Besides Wilcut and Culpepper, Snipes also quoted from research by Alan York, Extension weed scientist with North Carolina State University; Larry Steckel, Extension specialist with the University of Tennessee; and Mike Patterson, Extension specialist with Auburn University.

In his research, Snipes said the addition of Cotoran and Prowl pre-emergence or Dual Magnum with the first Ignite application followed by Ignite appeared to boost control of pigweed and barnyardgrass over Ignite followed by Ignite alone in 2003.

In 2004, all the treatments appeared to provide good control of morningglory, pigweed, velvetleaf and hemp sesbania whether Cotoran and Prowl or Dual were added or not. But the inclusion of the latter improved the control of barnyardgrass considerably, according to Snipes.

Similar results were reported for pigweed and morningglory control in Tennessee and for palmer amaranth control in Georgia.

The addition of Staple appeared to improve palmer amaranth control in tests in Georgia and Staple plus Prowl or Dual provided increased control of velvetleaf, morningglory and annual grasses in studies at the Belle Mina Research Farm in Alabama.

“I think Staple is a good addition to any one of these programs, and I’m not keying primarily on the pigweed issue,” says Snipes. “I feel like Staple will help with morningglory and hemp sesbania in a glyphosate program, and I think it will help with pigweed in the Ignite system. I think it’s still a player that I’m glad to have around when we need it.”

Alan York’s research at North Carolina State indicated that applying grass herbicides such as Fusilade and Select can improve the control of annual grasses such as crabgrass and goosegrass in the Liberty Link system.

“Ignite is not as good on annual grasses as the grass herbicides,” says Snipes, “Dr. York’s work also indicates some antagonism may occur if you attempt to tank mix Ignite with the grass herbicides.”

Other North Carolina research by NC State’s John Wilcut showed that glyphosate and glufosinate provided equivalent control of all weeds except goosegrass.

“With a systems approach including an early postemergence treatment followed by layby, sicklepod, the three predominant morningglory species, large crabgrass and goosegrass were controlled at least 95 percent, regardless of the herbicide-resistant system,” Wilcut said.

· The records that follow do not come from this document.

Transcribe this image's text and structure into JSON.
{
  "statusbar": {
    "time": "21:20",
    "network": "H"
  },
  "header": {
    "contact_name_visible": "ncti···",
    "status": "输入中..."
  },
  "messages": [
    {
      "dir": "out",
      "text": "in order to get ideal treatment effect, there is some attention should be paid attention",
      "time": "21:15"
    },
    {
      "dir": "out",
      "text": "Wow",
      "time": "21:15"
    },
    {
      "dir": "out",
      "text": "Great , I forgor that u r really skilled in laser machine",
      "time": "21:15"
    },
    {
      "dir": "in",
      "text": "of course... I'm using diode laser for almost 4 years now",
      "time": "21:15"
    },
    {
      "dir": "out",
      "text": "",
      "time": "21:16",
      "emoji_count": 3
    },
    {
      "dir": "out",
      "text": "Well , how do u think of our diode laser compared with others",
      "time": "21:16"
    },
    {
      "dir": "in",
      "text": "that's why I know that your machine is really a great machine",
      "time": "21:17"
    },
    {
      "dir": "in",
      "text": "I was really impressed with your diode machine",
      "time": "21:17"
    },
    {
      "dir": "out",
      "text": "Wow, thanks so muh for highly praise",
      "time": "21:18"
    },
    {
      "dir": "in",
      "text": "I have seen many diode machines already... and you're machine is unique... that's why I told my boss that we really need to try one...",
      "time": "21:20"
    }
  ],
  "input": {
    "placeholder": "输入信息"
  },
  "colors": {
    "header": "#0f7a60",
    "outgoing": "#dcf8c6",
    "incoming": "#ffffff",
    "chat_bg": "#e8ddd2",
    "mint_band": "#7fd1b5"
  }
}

“What he’s saying is that the problems with Roundup and Ignite are similar,” said Snipes. “If you’re going to have problems with Ignite under these conditions, you’re going to have the same kind of problems with Roundup.”

Comparisons of the Roundup Ready and Liberty Link systems are inevitable, says Snipes.

“Each technology has strengths and weaknesses. Roundup Ready needs timely applications to achieve adequate morningglory and hemp sesbania control,” he said. “Liberty Link needs timely applications to achieve adequate pigweed and annual grass control, especially goosegrass.

“We think growers need to look at the system that best fits their conditions and can help them make the most money,” he noted.